People v Pusepa
2016 NY Slip Op 00280 [135 AD3d 559]
January 19, 2016
Appellate Division, First Department
Published by New York State Law Reporting Bureau pursuant to Judiciary Law § 431.
As corrected through Wednesday, March 2, 2016


[*1]
 The People of the State of New York, Respondent,
v
Yekatrina Pusepa, Appellant.

Center for Appellate Litigation, New York (Robert S. Dean of counsel), and Kaye Scholer LLP, New York (Candice A. Andalia of counsel), for appellant.

Cyrus R. Vance, Jr., District Attorney, New York (John T. Hughes of counsel), for respondent.

Judgment, Supreme Court, New York County (Marcy L. Kahn, J.), rendered January 9, 2014, convicting defendant, after a jury trial, of attempted murder in the second degree and assault in the first degree, and sentencing her to concurrent terms of 81/2 years, unanimously affirmed.

The verdict was based on legally sufficient evidence and was not against the weight of the evidence (see People v Danielson, 9 NY3d 342, 348-349 [2007]). There is no basis for disturbing the jury's credibility determinations.
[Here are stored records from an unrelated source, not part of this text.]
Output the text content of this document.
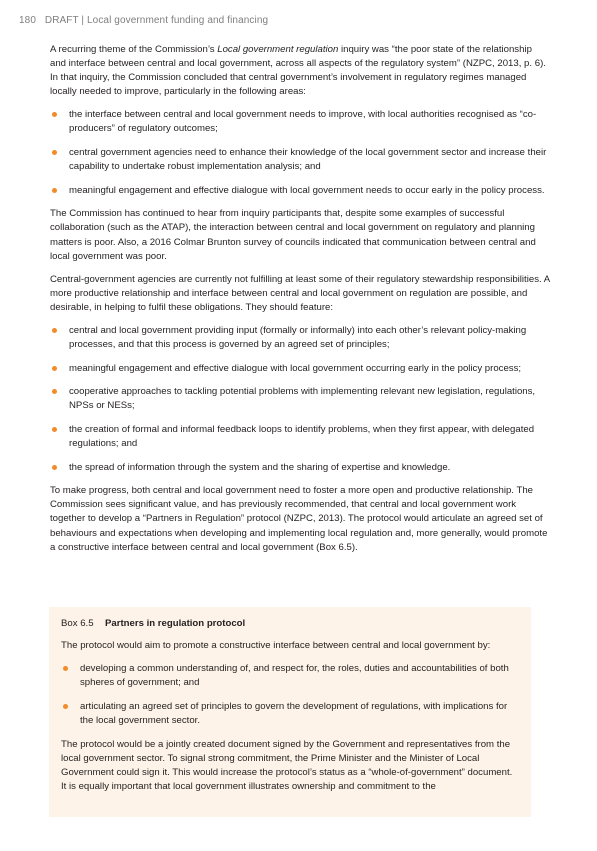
180 DRAFT | Local government funding and financing

A recurring theme of the Commission’s Local government regulation inquiry was “the poor state of the relationship and interface between central and local government, across all aspects of the regulatory system” (NZPC, 2013, p. 6). In that inquiry, the Commission concluded that central government’s involvement in regulatory regimes managed locally needed to improve, particularly in the following areas:

the interface between central and local government needs to improve, with local authorities recognised as “co-producers” of regulatory outcomes;
central government agencies need to enhance their knowledge of the local government sector and increase their capability to undertake robust implementation analysis; and
meaningful engagement and effective dialogue with local government needs to occur early in the policy process.

The Commission has continued to hear from inquiry participants that, despite some examples of successful collaboration (such as the ATAP), the interaction between central and local government on regulatory and planning matters is poor. Also, a 2016 Colmar Brunton survey of councils indicated that communication between central and local government was poor.

Central-government agencies are currently not fulfilling at least some of their regulatory stewardship responsibilities. A more productive relationship and interface between central and local government on regulation are possible, and desirable, in helping to fulfil these obligations. They should feature:

central and local government providing input (formally or informally) into each other’s relevant policy-making processes, and that this process is governed by an agreed set of principles;
meaningful engagement and effective dialogue with local government occurring early in the policy process;
cooperative approaches to tackling potential problems with implementing relevant new legislation, regulations, NPSs or NESs;
the creation of formal and informal feedback loops to identify problems, when they first appear, with delegated regulations; and
the spread of information through the system and the sharing of expertise and knowledge.

To make progress, both central and local government need to foster a more open and productive relationship. The Commission sees significant value, and has previously recommended, that central and local government work together to develop a “Partners in Regulation” protocol (NZPC, 2013). The protocol would articulate an agreed set of behaviours and expectations when developing and implementing local regulation and, more generally, would promote a constructive interface between central and local government (Box 6.5).

Box 6.5 Partners in regulation protocol

The protocol would aim to promote a constructive interface between central and local government by:

developing a common understanding of, and respect for, the roles, duties and accountabilities of both spheres of government; and
articulating an agreed set of principles to govern the development of regulations, with implications for the local government sector.

The protocol would be a jointly created document signed by the Government and representatives from the local government sector. To signal strong commitment, the Prime Minister and the Minister of Local Government could sign it. This would increase the protocol’s status as a “whole-of-government” document. It is equally important that local government illustrates ownership and commitment to the
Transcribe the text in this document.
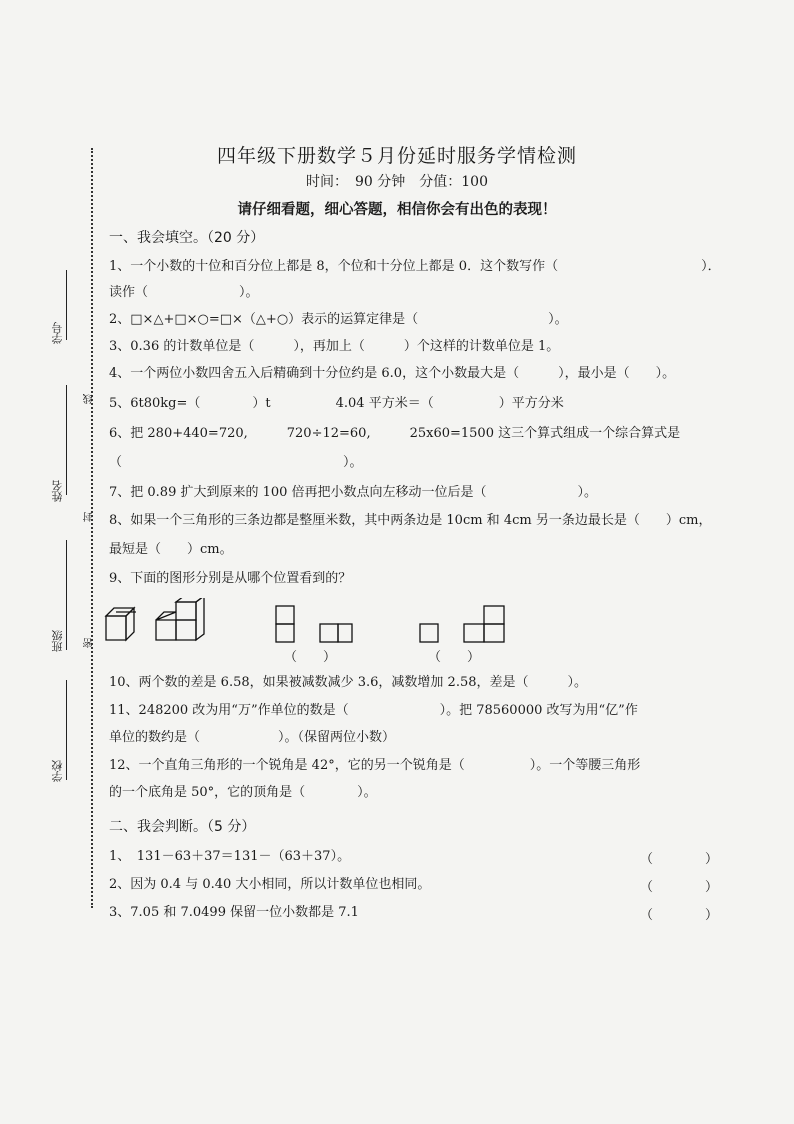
学号
姓名
班级
学校
线
封
密
四年级下册数学５月份延时服务学情检测
时间：　90 分钟　分值：100
请仔细看题，细心答题，相信你会有出色的表现！
一、我会填空。（20 分）
1、一个小数的十位和百分位上都是 8，个位和十分位上都是 0．这个数写作（　　　　　　　　　　　）．
读作（　　　　　　　）。
2、□×△+□×○=□×（△+○）表示的运算定律是（　　　　　　　　　　）。
3、0.36 的计数单位是（　　　），再加上（　　　）个这样的计数单位是 1。
4、一个两位小数四舍五入后精确到十分位约是 6.0，这个小数最大是（　　　），最小是（　　）。
5、6t80kg=（　　　　）t　　　　　4.04 平方米＝（　　　　　）平方分米
6、把 280+440=720,　　　720÷12=60,　　　25x60=1500 这三个算式组成一个综合算式是
（　　　　　　　　　　　　　　　　　）。
7、把 0.89 扩大到原来的 100 倍再把小数点向左移动一位后是（　　　　　　　）。
8、如果一个三角形的三条边都是整厘米数，其中两条边是 10cm 和 4cm 另一条边最长是（　　）cm，
最短是（　　）cm。
9、下面的图形分别是从哪个位置看到的？
（　　）	（　　）
10、两个数的差是 6.58，如果被减数减少 3.6，减数增加 2.58，差是（　　　）。
11、248200 改为用“万”作单位的数是（　　　　　　　）。把 78560000 改写为用“亿”作
单位的数约是（　　　　　　）。（保留两位小数）
12、一个直角三角形的一个锐角是 42°，它的另一个锐角是（　　　　　）。一个等腰三角形
的一个底角是 50°，它的顶角是（　　　　）。
二、我会判断。（5 分）
1、　131－63＋37＝131－（63＋37）。	（　　　　）
2、因为 0.4 与 0.40 大小相同，所以计数单位也相同。	（　　　　）
3、7.05 和 7.0499 保留一位小数都是 7.1	（　　　　）
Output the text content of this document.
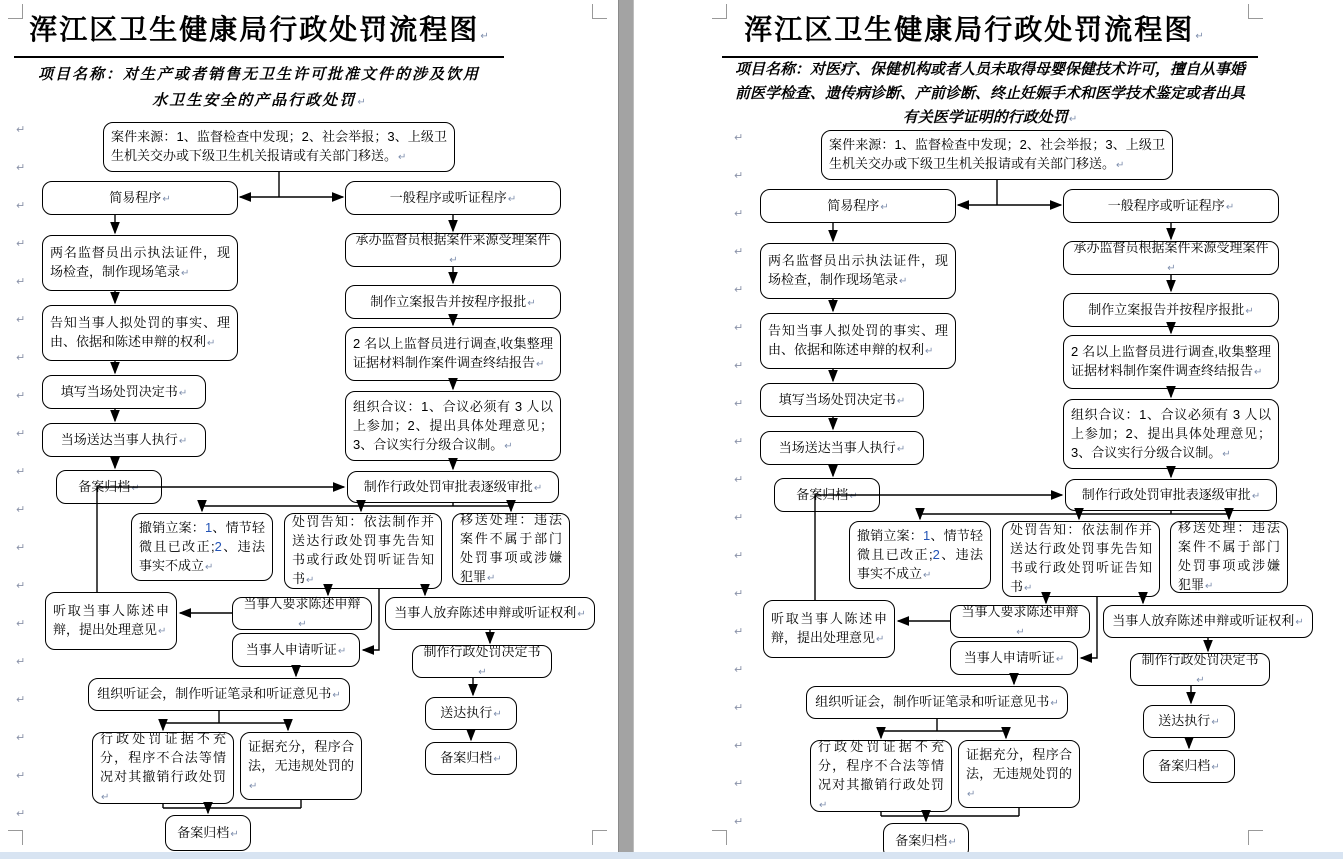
浑江区卫生健康局行政处罚流程图↵
项目名称：对生产或者销售无卫生许可批准文件的涉及饮用
水卫生安全的产品行政处罚↵
案件来源：1、监督检查中发现；2、社会举报；3、上级卫生机关交办或下级卫生机关报请或有关部门移送。↵
简易程序↵	一般程序或听证程序↵
两名监督员出示执法证件，现场检查，制作现场笔录↵
告知当事人拟处罚的事实、理由、依据和陈述申辩的权利↵
填写当场处罚决定书↵
当场送达当事人执行↵
备案归档↵
承办监督员根据案件来源受理案件↵
制作立案报告并按程序报批↵
2 名以上监督员进行调查,收集整理证据材料制作案件调查终结报告↵
组织合议：1、合议必须有 3 人以上参加；2、提出具体处理意见；3、合议实行分级合议制。↵
制作行政处罚审批表逐级审批↵
撤销立案：1、情节轻微且已改正;2、违法事实不成立↵
处罚告知：依法制作并送达行政处罚事先告知书或行政处罚听证告知书↵
移送处理：违法案件不属于部门处罚事项或涉嫌犯罪↵
听取当事人陈述申辩，提出处理意见↵
当事人要求陈述申辩↵
当事人放弃陈述申辩或听证权利↵
当事人申请听证↵	制作行政处罚决定书↵
组织听证会，制作听证笔录和听证意见书↵
送达执行↵
行政处罚证据不充分，程序不合法等情况对其撤销行政处罚↵
证据充分，程序合法，无违规处罚的↵
备案归档↵
备案归档↵
↵
↵
↵
↵
↵
↵
↵
↵
↵
↵
↵
↵
↵
↵
↵
↵
↵
↵
↵
浑江区卫生健康局行政处罚流程图↵
项目名称：对医疗、保健机构或者人员未取得母婴保健技术许可，擅自从事婚
前医学检查、遗传病诊断、产前诊断、终止妊娠手术和医学技术鉴定或者出具
有关医学证明的行政处罚↵
案件来源：1、监督检查中发现；2、社会举报；3、上级卫生机关交办或下级卫生机关报请或有关部门移送。↵
简易程序↵	一般程序或听证程序↵
两名监督员出示执法证件，现场检查，制作现场笔录↵
告知当事人拟处罚的事实、理由、依据和陈述申辩的权利↵
填写当场处罚决定书↵
当场送达当事人执行↵
备案归档↵
承办监督员根据案件来源受理案件↵
制作立案报告并按程序报批↵
2 名以上监督员进行调查,收集整理证据材料制作案件调查终结报告↵
组织合议：1、合议必须有 3 人以上参加；2、提出具体处理意见；3、合议实行分级合议制。↵
制作行政处罚审批表逐级审批↵
撤销立案：1、情节轻微且已改正;2、违法事实不成立↵
处罚告知：依法制作并送达行政处罚事先告知书或行政处罚听证告知书↵
移送处理：违法案件不属于部门处罚事项或涉嫌犯罪↵
听取当事人陈述申辩，提出处理意见↵
当事人要求陈述申辩↵
当事人放弃陈述申辩或听证权利↵
当事人申请听证↵	制作行政处罚决定书↵
组织听证会，制作听证笔录和听证意见书↵
送达执行↵
行政处罚证据不充分，程序不合法等情况对其撤销行政处罚↵
证据充分，程序合法，无违规处罚的↵
备案归档↵
备案归档↵
↵
↵
↵
↵
↵
↵
↵
↵
↵
↵
↵
↵
↵
↵
↵
↵
↵
↵
↵
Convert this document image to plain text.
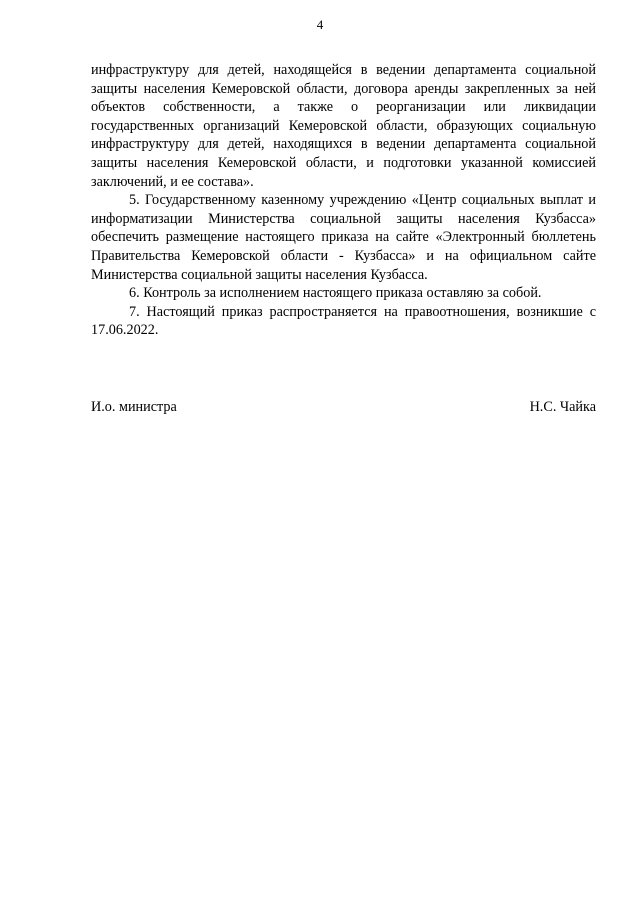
4

инфраструктуру для детей, находящейся в ведении департамента социальной защиты населения Кемеровской области, договора аренды закрепленных за ней объектов собственности, а также о реорганизации или ликвидации государственных организаций Кемеровской области, образующих социальную инфраструктуру для детей, находящихся в ведении департамента социальной защиты населения Кемеровской области, и подготовки указанной комиссией заключений, и ее состава».

5. Государственному казенному учреждению «Центр социальных выплат и информатизации Министерства социальной защиты населения Кузбасса» обеспечить размещение настоящего приказа на сайте «Электронный бюллетень Правительства Кемеровской области - Кузбасса» и на официальном сайте Министерства социальной защиты населения Кузбасса.

6. Контроль за исполнением настоящего приказа оставляю за собой.

7. Настоящий приказ распространяется на правоотношения, возникшие с 17.06.2022.

И.о. министра	Н.С. Чайка
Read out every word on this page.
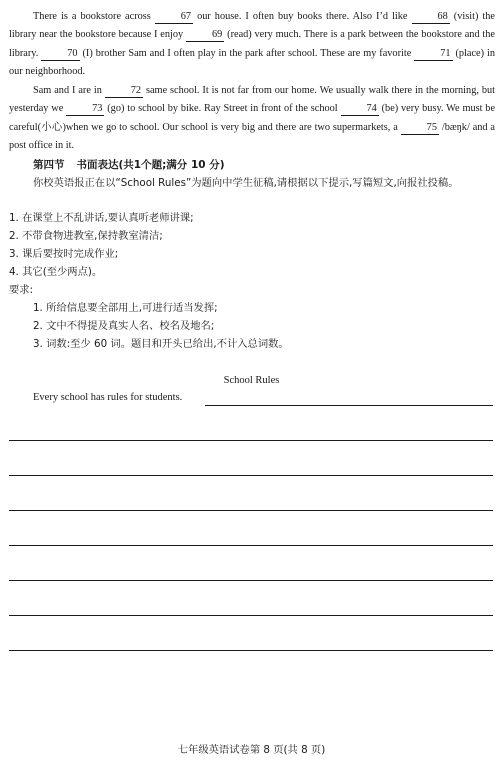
There is a bookstore across	67 our house. I often buy books there. Also I’d like	68 (visit) the library near the bookstore because I enjoy	69 (read) very much. There is a park between the bookstore and the library.	70 (I) brother Sam and I often play in the park after school. These are my favorite	71 (place) in our neighborhood.
Sam and I are in	72 same school. It is not far from our home. We usually walk there in the morning, but yesterday we	73 (go) to school by bike. Ray Street in front of the school	74 (be) very busy. We must be careful(小心)when we go to school. Our school is very big and there are two supermarkets, a	75 /bæŋk/ and a post office in it.
第四节 书面表达(共1个题;满分 10 分)
你校英语报正在以“School Rules”为题向中学生征稿,请根据以下提示,写篇短文,向报社投稿。
1. 在课堂上不乱讲话,要认真听老师讲课;
2. 不带食物进教室,保持教室清洁;
3. 课后要按时完成作业;
4. 其它(至少两点)。
要求:
1. 所给信息要全部用上,可进行适当发挥;
2. 文中不得提及真实人名、校名及地名;
3. 词数:至少 60 词。题目和开头已给出,不计入总词数。
School Rules
Every school has rules for students.
七年级英语试卷第 8 页(共 8 页)
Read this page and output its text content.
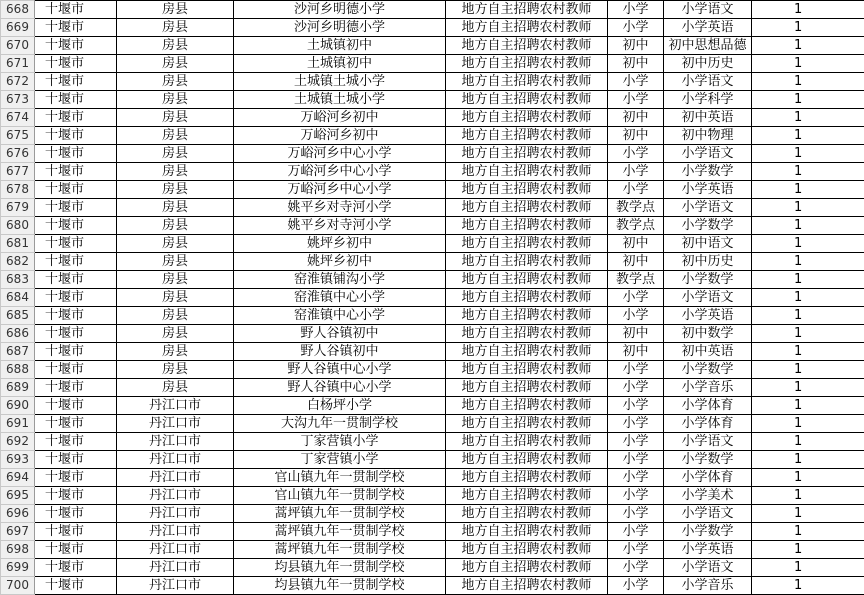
668	十堰市	房县	沙河乡明德小学	地方自主招聘农村教师	小学	小学语文	1
669	十堰市	房县	沙河乡明德小学	地方自主招聘农村教师	小学	小学英语	1
670	十堰市	房县	土城镇初中	地方自主招聘农村教师	初中	初中思想品德	1
671	十堰市	房县	土城镇初中	地方自主招聘农村教师	初中	初中历史	1
672	十堰市	房县	土城镇土城小学	地方自主招聘农村教师	小学	小学语文	1
673	十堰市	房县	土城镇土城小学	地方自主招聘农村教师	小学	小学科学	1
674	十堰市	房县	万峪河乡初中	地方自主招聘农村教师	初中	初中英语	1
675	十堰市	房县	万峪河乡初中	地方自主招聘农村教师	初中	初中物理	1
676	十堰市	房县	万峪河乡中心小学	地方自主招聘农村教师	小学	小学语文	1
677	十堰市	房县	万峪河乡中心小学	地方自主招聘农村教师	小学	小学数学	1
678	十堰市	房县	万峪河乡中心小学	地方自主招聘农村教师	小学	小学英语	1
679	十堰市	房县	姚平乡对寺河小学	地方自主招聘农村教师	教学点	小学语文	1
680	十堰市	房县	姚平乡对寺河小学	地方自主招聘农村教师	教学点	小学数学	1
681	十堰市	房县	姚坪乡初中	地方自主招聘农村教师	初中	初中语文	1
682	十堰市	房县	姚坪乡初中	地方自主招聘农村教师	初中	初中历史	1
683	十堰市	房县	窑淮镇铺沟小学	地方自主招聘农村教师	教学点	小学数学	1
684	十堰市	房县	窑淮镇中心小学	地方自主招聘农村教师	小学	小学语文	1
685	十堰市	房县	窑淮镇中心小学	地方自主招聘农村教师	小学	小学英语	1
686	十堰市	房县	野人谷镇初中	地方自主招聘农村教师	初中	初中数学	1
687	十堰市	房县	野人谷镇初中	地方自主招聘农村教师	初中	初中英语	1
688	十堰市	房县	野人谷镇中心小学	地方自主招聘农村教师	小学	小学数学	1
689	十堰市	房县	野人谷镇中心小学	地方自主招聘农村教师	小学	小学音乐	1
690	十堰市	丹江口市	白杨坪小学	地方自主招聘农村教师	小学	小学体育	1
691	十堰市	丹江口市	大沟九年一贯制学校	地方自主招聘农村教师	小学	小学体育	1
692	十堰市	丹江口市	丁家营镇小学	地方自主招聘农村教师	小学	小学语文	1
693	十堰市	丹江口市	丁家营镇小学	地方自主招聘农村教师	小学	小学数学	1
694	十堰市	丹江口市	官山镇九年一贯制学校	地方自主招聘农村教师	小学	小学体育	1
695	十堰市	丹江口市	官山镇九年一贯制学校	地方自主招聘农村教师	小学	小学美术	1
696	十堰市	丹江口市	蒿坪镇九年一贯制学校	地方自主招聘农村教师	小学	小学语文	1
697	十堰市	丹江口市	蒿坪镇九年一贯制学校	地方自主招聘农村教师	小学	小学数学	1
698	十堰市	丹江口市	蒿坪镇九年一贯制学校	地方自主招聘农村教师	小学	小学英语	1
699	十堰市	丹江口市	均县镇九年一贯制学校	地方自主招聘农村教师	小学	小学语文	1
700	十堰市	丹江口市	均县镇九年一贯制学校	地方自主招聘农村教师	小学	小学音乐	1
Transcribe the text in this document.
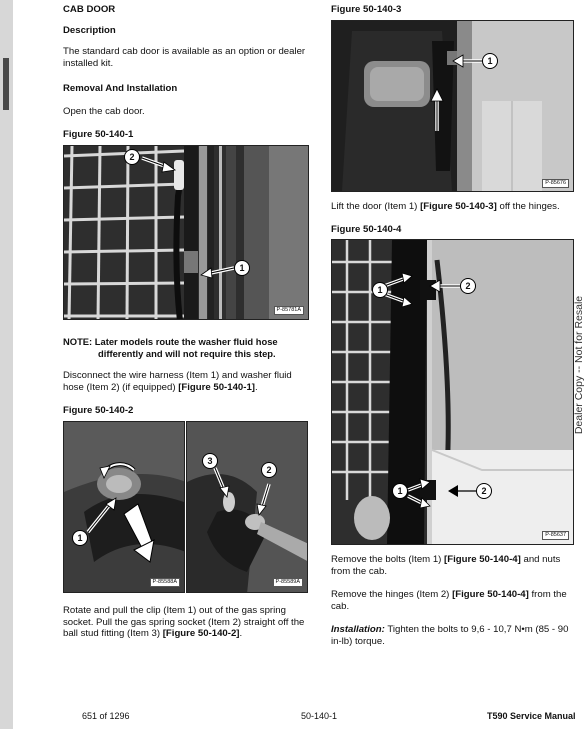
CAB DOOR
Description
The standard cab door is available as an option or dealer installed kit.
Removal And Installation
Open the cab door.
Figure 50-140-1
2
1
P-85781A
NOTE: Later models route the washer fluid hose
differently and will not require this step.
Disconnect the wire harness (Item 1) and washer fluid hose (Item 2) (if equipped) [Figure 50-140-1].
Figure 50-140-2
1
P-85588A
3
2
P-85589A
Rotate and pull the clip (Item 1) out of the gas spring socket. Pull the gas spring socket (Item 2) straight off the ball stud fitting (Item 3) [Figure 50-140-2].
Figure 50-140-3
1
P-85676
Lift the door (Item 1) [Figure 50-140-3] off the hinges.
Figure 50-140-4
1	2
1	2
P-85637
Remove the bolts (Item 1) [Figure 50-140-4] and nuts from the cab.
Remove the hinges (Item 2) [Figure 50-140-4] from the cab.
Installation: Tighten the bolts to 9,6 - 10,7 N•m (85 - 90 in-lb) torque.
Dealer Copy -- Not for Resale
651 of 1296	50-140-1	T590 Service Manual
The evidence, including both defendant's act and the surrounding circumstances, supports a reasonable inference that defendant acted with homicidal intent when she stabbed the victim in the heart (see generally People v Getch, 50 NY2d 456, 465 [1980]). The evidence also refuted defendant's justification defense.

We perceive no basis for reducing the sentence. Concur—Mazzarelli, J.P., Acosta, Andrias and Moskowitz, JJ.